His massive monsters smash, crash, and roll over our cities and lives as if we aren’t even there, swatting planes from the air like flies.
Even our technology – in this case a hefty nuclear bomb – is just the next monster’s dinner.
The final insult: the most touching romantic scene in the film isn’t even between humans.
Edwards’ Godzilla seems to reminds us, bluntly, that humanity is tiny in the face of awesome nature.
A recent report predicted that in 100 years, rising sea levels will render coastlines unrecognisable, we’re facing an extinction level event as vast swathes of life on earth die off, and it’s getting hotter.
As Godzilla lumbers from the deep, stomping good guys and bad guys without distinction, laying waste to everything in his path, it’s as if Gareth Edwards knows there really is an unstoppable force of nature coming to get us from the briny.
It’s not a 100-foot tall prehistoric monster that breaths ice-fire, but like Godzilla it will not care how big our guns are or how much we love our spouses and children.
And it’ll run the show.
I tried to take a different reading on Godzilla.
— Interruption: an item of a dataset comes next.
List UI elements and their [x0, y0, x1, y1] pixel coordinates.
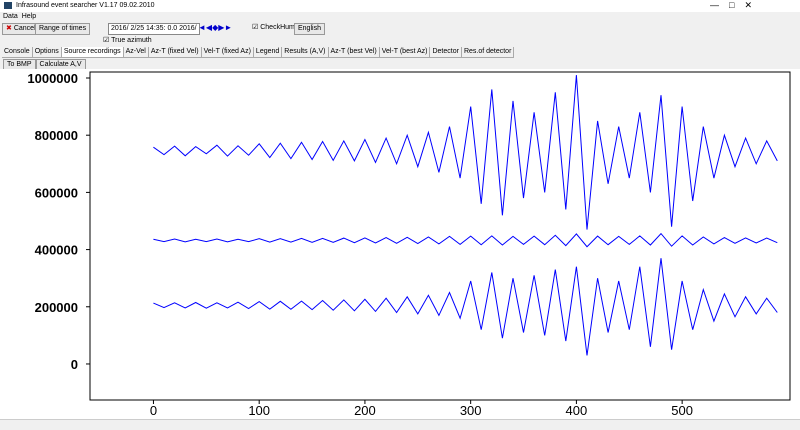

To me the lack-lustre human stories kind of underpinned this idea that we’re actually completely useless in the face of nature’s biggest threats.
Like, everything the human’s do in that film is pointless, they’re all completely ineffectual and the only one who says anything that make’s sense is the Japanese Doctor who says a bunch of stuff about balance and letting them sort it out.
To me, there was kind of a deliberate disconnect between us and the people, transferred to us and Godzilla. Like, when he shows up to the battle the first time and roars, it’s legitimately exhilarating.
They make a point of calling him “him” through out the whole film. He’s never just a monster, he’s a character in his own right.
And he never once interacts with any of the people. There’s that one scene where Aaron Taylor Johnson gets up close to him, and they have a kind of eye contact, but it clearly means more to Johnson’s tiny any man than it does to Godzilla.
I kept thinking about Cthulhu, and those elder gods, that Lovecraftian trope where we worship them, desperately, but to them, we’re meaningless.